Verify Push and Silent Device Approval Best Practices for Production use

Verify Push and Silent Device Approval is designed for global, web-scale use. The Twilio Verify platform that it's built on verifies over 200 million users annually. To fully realize the benefits of Verify Push in your own real-world production implementation, we've compiled a running list of best practices to consider. These best practices are organized as Q&A under these topics:

1. Conversion Rate
2. Security
3. Client App
4. Performance
5. Project Management
6. Testing
7. Common Issues

A critical step in the Verify Push verification sequence is for the app on the registered device and the user to be made aware that a pending challenge has been created by the customer backend/Verify Push API. We recommend starting with the "poll for the challenge" method, and then supplementing with push notifications for a better user experience. Both approaches are described below.

Once the pending Challenge has been created in the Verify API, your mobile app needs to become aware of it.
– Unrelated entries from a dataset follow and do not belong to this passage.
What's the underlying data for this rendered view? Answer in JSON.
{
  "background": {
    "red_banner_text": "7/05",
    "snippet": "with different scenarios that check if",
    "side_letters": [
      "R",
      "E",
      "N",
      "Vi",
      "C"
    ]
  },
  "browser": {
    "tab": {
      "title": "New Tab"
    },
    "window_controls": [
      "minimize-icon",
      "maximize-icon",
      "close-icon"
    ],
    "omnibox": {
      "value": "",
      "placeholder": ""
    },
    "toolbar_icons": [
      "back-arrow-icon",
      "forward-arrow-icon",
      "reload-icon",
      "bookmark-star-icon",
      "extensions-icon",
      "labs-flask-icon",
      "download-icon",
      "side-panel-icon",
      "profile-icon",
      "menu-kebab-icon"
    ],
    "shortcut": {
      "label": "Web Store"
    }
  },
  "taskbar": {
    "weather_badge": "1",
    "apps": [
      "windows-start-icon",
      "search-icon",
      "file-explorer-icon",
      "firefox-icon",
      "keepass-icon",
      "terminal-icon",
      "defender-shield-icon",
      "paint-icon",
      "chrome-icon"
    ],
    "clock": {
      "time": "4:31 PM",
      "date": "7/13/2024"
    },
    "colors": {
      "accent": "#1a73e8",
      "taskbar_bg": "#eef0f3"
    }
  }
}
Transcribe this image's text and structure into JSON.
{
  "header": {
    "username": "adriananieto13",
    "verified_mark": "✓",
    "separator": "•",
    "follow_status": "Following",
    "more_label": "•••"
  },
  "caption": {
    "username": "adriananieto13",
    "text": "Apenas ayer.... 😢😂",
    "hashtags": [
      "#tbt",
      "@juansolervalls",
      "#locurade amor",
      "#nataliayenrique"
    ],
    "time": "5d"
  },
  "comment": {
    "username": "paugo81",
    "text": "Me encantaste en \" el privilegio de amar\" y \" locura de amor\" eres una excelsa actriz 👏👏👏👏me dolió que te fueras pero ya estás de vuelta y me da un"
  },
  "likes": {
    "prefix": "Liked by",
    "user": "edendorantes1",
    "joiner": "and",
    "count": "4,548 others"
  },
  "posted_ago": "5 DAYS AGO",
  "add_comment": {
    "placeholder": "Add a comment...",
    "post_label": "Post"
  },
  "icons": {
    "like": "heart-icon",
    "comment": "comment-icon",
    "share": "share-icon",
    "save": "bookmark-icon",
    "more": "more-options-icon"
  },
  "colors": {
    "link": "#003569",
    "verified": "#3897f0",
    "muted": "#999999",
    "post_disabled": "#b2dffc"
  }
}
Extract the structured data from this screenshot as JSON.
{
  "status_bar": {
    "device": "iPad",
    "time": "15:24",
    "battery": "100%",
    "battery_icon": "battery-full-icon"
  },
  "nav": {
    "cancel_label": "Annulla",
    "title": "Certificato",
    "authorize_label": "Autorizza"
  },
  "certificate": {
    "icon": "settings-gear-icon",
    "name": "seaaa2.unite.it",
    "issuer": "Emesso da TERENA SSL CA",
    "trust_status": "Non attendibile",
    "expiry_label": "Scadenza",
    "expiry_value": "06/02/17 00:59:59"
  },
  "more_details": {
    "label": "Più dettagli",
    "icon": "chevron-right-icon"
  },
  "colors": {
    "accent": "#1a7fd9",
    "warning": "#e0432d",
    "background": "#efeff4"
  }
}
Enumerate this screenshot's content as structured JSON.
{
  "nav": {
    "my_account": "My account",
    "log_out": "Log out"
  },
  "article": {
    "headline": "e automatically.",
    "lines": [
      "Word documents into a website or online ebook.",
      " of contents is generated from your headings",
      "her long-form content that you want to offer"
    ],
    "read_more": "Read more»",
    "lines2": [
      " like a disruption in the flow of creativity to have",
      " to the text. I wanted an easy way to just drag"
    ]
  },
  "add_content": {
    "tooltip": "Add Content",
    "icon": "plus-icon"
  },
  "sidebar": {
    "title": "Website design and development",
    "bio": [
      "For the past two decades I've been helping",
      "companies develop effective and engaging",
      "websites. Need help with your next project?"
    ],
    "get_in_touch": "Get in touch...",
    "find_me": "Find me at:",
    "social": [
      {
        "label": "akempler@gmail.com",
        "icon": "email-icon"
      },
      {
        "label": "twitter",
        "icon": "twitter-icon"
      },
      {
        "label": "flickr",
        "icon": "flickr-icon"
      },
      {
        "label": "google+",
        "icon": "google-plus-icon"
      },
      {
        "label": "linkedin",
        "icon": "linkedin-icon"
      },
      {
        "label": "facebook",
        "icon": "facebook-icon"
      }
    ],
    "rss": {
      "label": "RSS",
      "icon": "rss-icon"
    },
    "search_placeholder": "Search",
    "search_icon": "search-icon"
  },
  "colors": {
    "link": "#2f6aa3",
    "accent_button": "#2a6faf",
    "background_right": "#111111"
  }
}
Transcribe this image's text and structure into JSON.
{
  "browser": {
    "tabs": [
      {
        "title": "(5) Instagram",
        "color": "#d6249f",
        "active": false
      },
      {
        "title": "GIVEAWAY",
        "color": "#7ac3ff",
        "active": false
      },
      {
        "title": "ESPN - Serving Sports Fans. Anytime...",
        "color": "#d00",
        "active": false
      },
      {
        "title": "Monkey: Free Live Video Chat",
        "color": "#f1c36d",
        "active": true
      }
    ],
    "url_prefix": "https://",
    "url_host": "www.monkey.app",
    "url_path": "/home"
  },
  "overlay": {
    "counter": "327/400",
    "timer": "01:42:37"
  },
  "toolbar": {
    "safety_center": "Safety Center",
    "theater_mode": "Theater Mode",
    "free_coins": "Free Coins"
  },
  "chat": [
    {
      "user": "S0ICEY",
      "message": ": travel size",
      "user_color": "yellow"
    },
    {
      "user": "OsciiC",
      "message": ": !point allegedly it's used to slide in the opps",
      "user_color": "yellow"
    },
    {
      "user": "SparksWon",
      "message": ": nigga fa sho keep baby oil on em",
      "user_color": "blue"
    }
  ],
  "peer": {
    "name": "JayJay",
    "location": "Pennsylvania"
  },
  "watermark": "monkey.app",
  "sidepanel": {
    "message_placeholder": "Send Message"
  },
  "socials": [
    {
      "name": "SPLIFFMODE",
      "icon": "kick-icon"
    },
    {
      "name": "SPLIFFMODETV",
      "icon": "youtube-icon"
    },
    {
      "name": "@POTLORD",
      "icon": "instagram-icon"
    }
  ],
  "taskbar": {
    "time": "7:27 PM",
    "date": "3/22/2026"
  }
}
This can be done by telling your user to open up your mobile app on the registered device, and then having your app check (poll) the Verify API for any pending Challenges whenever it's opened.

Polling implementation tips

• Android quickstart
• iOS quickstart

You can set up the Verify Push API (technically Notify) to send a visible push notification to your mobile app whenever a pending Challenge is created. This is a great user experience as the user can see the push notification on their device's lock screen. However, this method might fail in certain scenarios like poor connectivity, the app being in a closed state, or users turning off push notifications. This is why we recommend always implementing the previous "poll for the challenge" method as a backup.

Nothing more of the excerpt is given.